George also had some interesting comments on modern life. At one point, he lamented "Things are too complicated now. In the old days, two men would stroke their mustache (he demonstrated by stroking his), then shake hands. That was all that was needed for an agreement. Now they want you to sign all these papers. No more trust between two men." I smiled and asked how women made agreements, to which George responded very seriously "Women could not make binding agreements, since they had no mustache." I still don't know if he was pulling my leg with that comment... ☺
I could go on for pages just relating their life story and our conversation, but we need to move on. George is now 77, and fears he will never see "his home" in the North again, where both his father and grandfather were born.
Later we roamed Paphos on a Segway tour, visiting some of the ruins, the harbor, the lighthouse, and learning the history of the area. Callum was our guide, and told us many little known factoids, such as real meaning of the thumbs up and thumbs down in the gladiator ring. He claimed that the movies have it backward. In Roman times, a thumb-up gesture meant to "run him through with your sword" while a thumb-down indicated "drop your sword and let him live" -- the opposite of what Hollywood shows. (With later research, I find his account of thumbs-down seems accurate, but the "let him live" gesture may have actually been a fist, with the thumb hidden?)
As we paused in front of Paphos Castle, he told us that at one point, it had been used for storage of salt. We learned that salt was considered more valuable than gold, and that soldiers often received part of their pay in salt (salarius), which became the basis for the term "salary" in current English.
When we asked him where we could best see the sunset, he told us to walk about a kilometer down a path behind the castle to an overlook on the beach.
The sky was bland with no clouds, but we decided to head out to the point anyway. Less than an hour before sunset, a few clouds started forming on the horizon, and a little color began to develop. We feared that the only foreground available was a set of three concrete blocks of unknown origin (top right).
Then, a little before sunset, a romantic young couple came and sat down right in front of me and took a selfie. Great foreground! (middle left) They then got up to leave, and I called to them to sit back down, which they did. ☺ We talked for the next hour or so as the sky developed more color, and they posed for more photos (middle right). Abel and Hiwat are IT professionals on vacation from London, who helped make the evening and the photographs more interesting.
After the sun set, we walked back towards town.
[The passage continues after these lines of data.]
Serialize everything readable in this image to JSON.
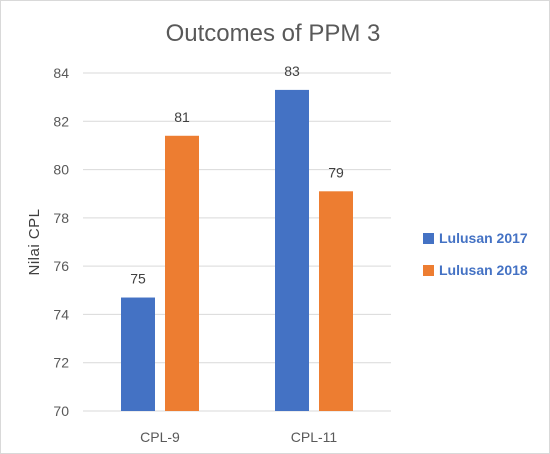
{
  "chart_data": {
    "type": "bar",
    "title": "Outcomes of PPM 3",
    "xlabel": "",
    "ylabel": "Nilai CPL",
    "ylim": [
      70,
      84
    ],
    "yticks": [
      70,
      72,
      74,
      76,
      78,
      80,
      82,
      84
    ],
    "categories": [
      "CPL-9",
      "CPL-11"
    ],
    "series": [
      {
        "name": "Lulusan 2017",
        "values": [
          74.7,
          83.3
        ],
        "labels": [
          "75",
          "83"
        ],
        "color": "#4472c4"
      },
      {
        "name": "Lulusan 2018",
        "values": [
          81.4,
          79.1
        ],
        "labels": [
          "81",
          "79"
        ],
        "color": "#ed7d31"
      }
    ],
    "grid": true,
    "legend": "right"
  }
}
As we passed the small Paphos Castle at the entry to the harbor, there was another photo op of a romantic couple in silhouette (lower left).
As the full moon rose (lower right -- yes, it was shot on that same night), we went to Gabor, a fabulous French restaurant in town, where they treated Evelyn to a special dessert, complete with painted plate (upper left) and song. When we returned to our room, a bottle of French champagne was waiting, compliments of George, the owner of the hotel where we were staying.
Overall, a memorable way to spend "another turn around the sun."
Addendum: Above photos were sent to us a week later by Callum, the guide from the Segway tour.